Thousands of families in the West Bank and Gaza Strip are struggling with deep food insecurity two months after being cut from the United Nations’ main food assistance program
JENIN, West Bank — Except for a small bag of lentils and the orange juice she reserves for guests, there is no food in Ashwaq Abu al-Wafa’s house in the northern West Bank city of Jenin.
Ever since the U.N. cut her food aid in June, she has fallen behind on rent. All her money now goes to feeding her three children, she said.

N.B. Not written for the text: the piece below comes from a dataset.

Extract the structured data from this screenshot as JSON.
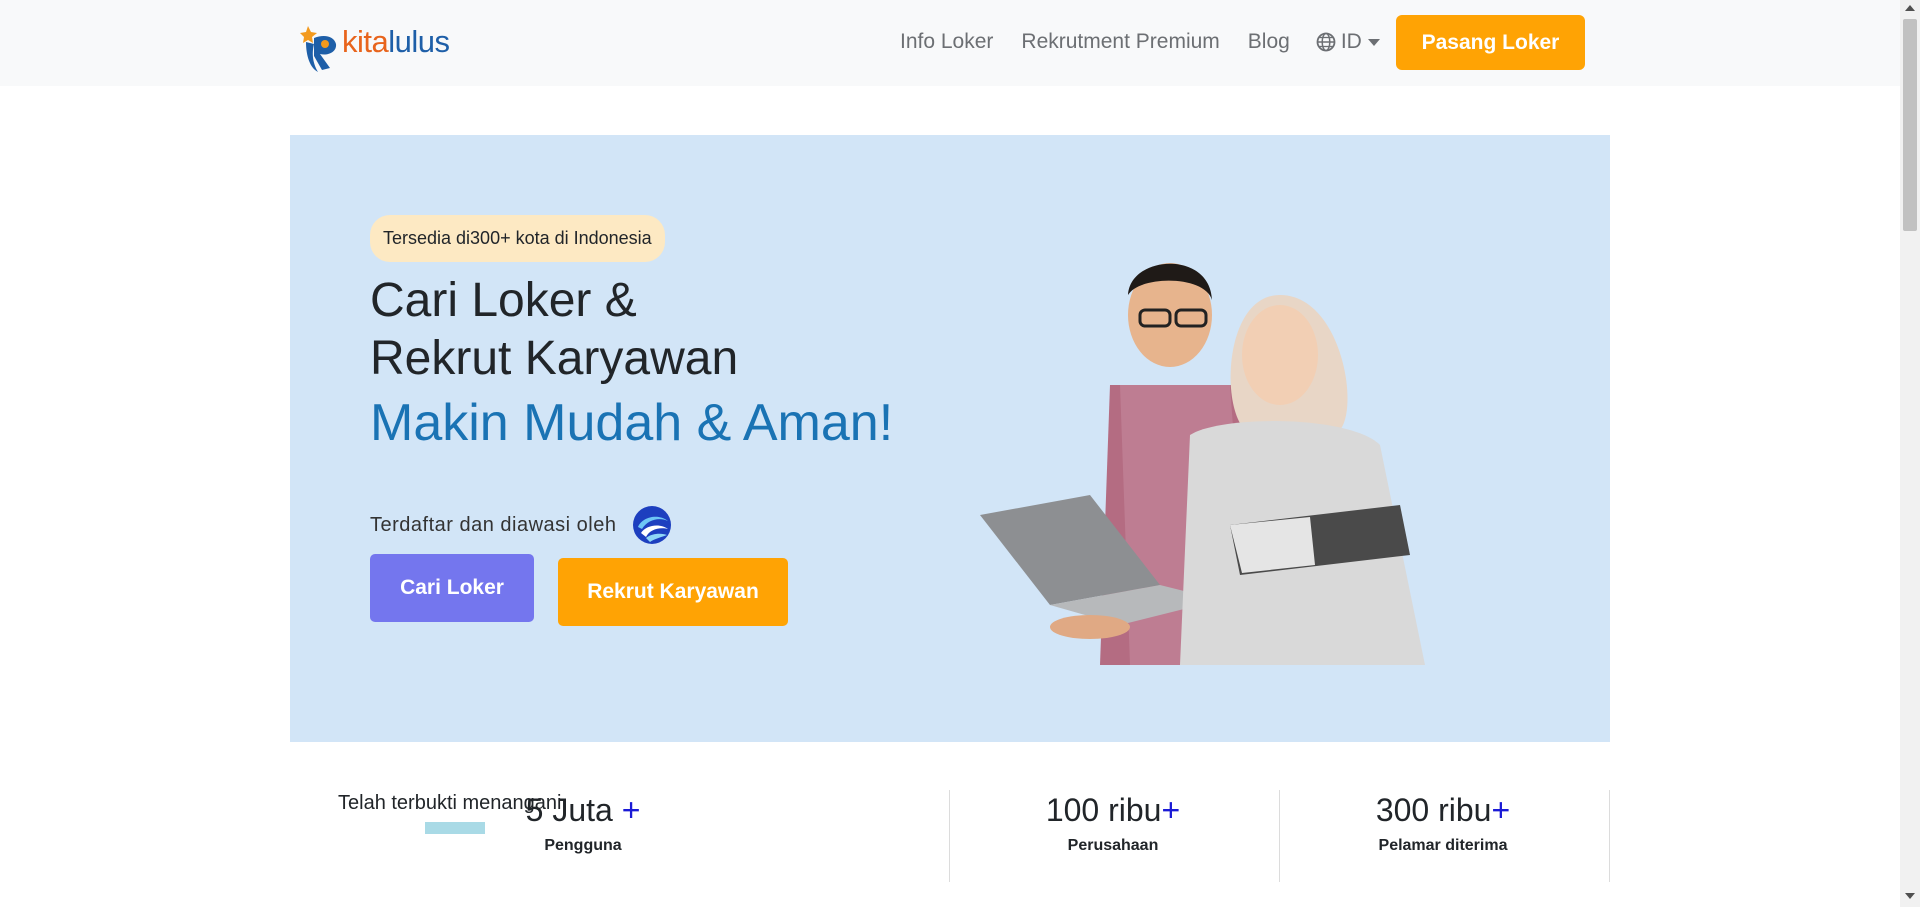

“The fridge is empty,” al-Wafa said from her apartment on Thursday. “I can barely hold all of this stress in my heart.”
Thousands of families like al-Wafa’s across the occupied West Bank and Gaza Strip go through the day not sure where they will get their next meal now that the World Food Program has halted aid to 200,000 people, 60% of beneficiaries, its largest-ever cuts in the Palestinian territories.
The agency has made cuts across the world, from war-torn Yemen to West Africa, a region gripped by its worst hunger crisis in years.
The WFP’s deputy executive director, Carl Skau, announced last week that the agency has raised just $5 billion of the $20 billion it needs to operate fully, forcing it to suspend aid to 38 of its 86 countries where it operates.
Zekriat Karram, who also lives in Jenin, said that her family has survived by racking up debt at local groceries. Now, shopkeepers demand payback. When Karram was recently hospitalized, her six children, ranging in age from 3 to 16, scraped together meals of olives and bread.
The cuts come at a particularly bad time for Palestinians in the occupied West Bank, which is witnessing a surge in violence unseen in nearly two decades.